In this study, a form of the Bayesian regulated backpropagation algorithm that we developed in our previous studies was used (20). Neural networks were initially trained using a data set containing FTIR spectra of a number of water-soluble proteins dissolved in water (21). The secondary structures of these proteins are known from X-ray crystallographic analysis. Since the spectra of proteins with known structures required for ANN training were very limited, to improve the training of neural networks, the size of the data set was increased by generating new spectra from the pairwise averages of the available spectra (20). Secondary structures of the generated spectra are calculated by averaging the corresponding secondary structures of the original spectra. Before starting the training procedure, FTIR spectra of the Amide I band were normalized and then their discrete cosine transforms (DCT) were obtained. The first 13 DCT coefficients were input to the ANN. In this ANN study, each protein’s secondary structure elements namely, the percent content of alpha-helix, beta-sheet, and turns were obtained. Standard prediction errors of trained ANNs were obtained as 4.19% for α-helix, 3.49% for β-layer, and 3.15% for turns.

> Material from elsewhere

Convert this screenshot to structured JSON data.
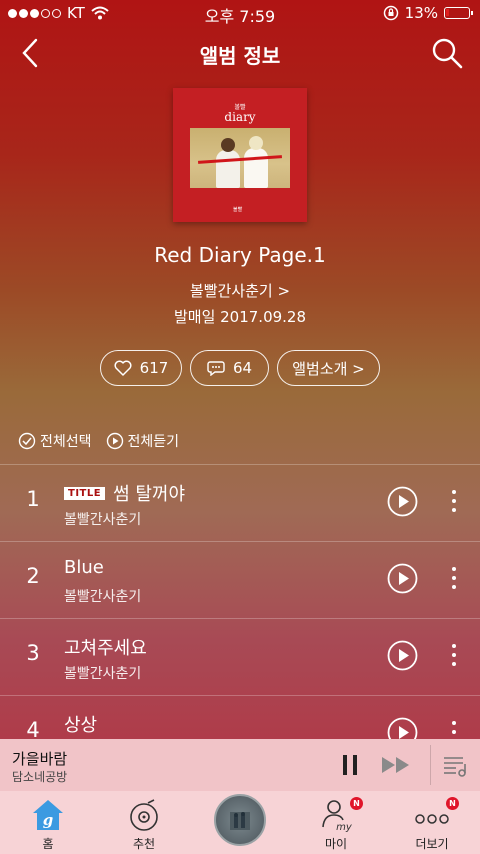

Statistics. The results were calculated as ‘mean±standard error of the mean (SE)’. The differences in variance were analyzed using one-way ANOVA and Dunnett’s test in GraphPad Prism V.6.00 (GraphPad Software, La Jolla, CA, USA). p-Values less than or equal to 0.05 were considered statistically significant (such as *p≤0.05; **p≤0.01; ***p≤0.001). Statistical significance was demonstrated with # for BFMI lines and with * for the DBA/J2 control line.
Results and Discussion
Changes in phenotype and gene expression. There are major differences in the phenotypes of BFMI lines including body fat mass, body fat percentage, weights of dissected fat pads, inner organs, and glucose concentrations depending on the selection process for high fatness and low protein content during the establishment of BFMI (22). However, features of metabolic syndrome and reduced insulin sensitivity were only seen in 860 and 861 lines. Hantschel et al. (23) reported that the BFMI860 line has higher serum triglyceride levels when fed both the standard breeding diet and high-fat diet. In support, an infrared and chromatographic study from our group reported that among the BFMI lines, the BFMI860 and BFMI861 lines showed marked obesity-induced alterations in the structure and content of lipids and glycogen of adipose and skeletal muscle tissues (24). The male DBA/J2 mice line is often used as a control showing a wild type-like phenotype (16,25).
In order to characterize the BFMI mouse models at the molecular level, mRNA expression of leptin, Igf-1, Tnf-α, and Pparγ-2, which are associated with obesity and accepted as markers of inflammation and/or obesity, were analyzed using qRT-PCR.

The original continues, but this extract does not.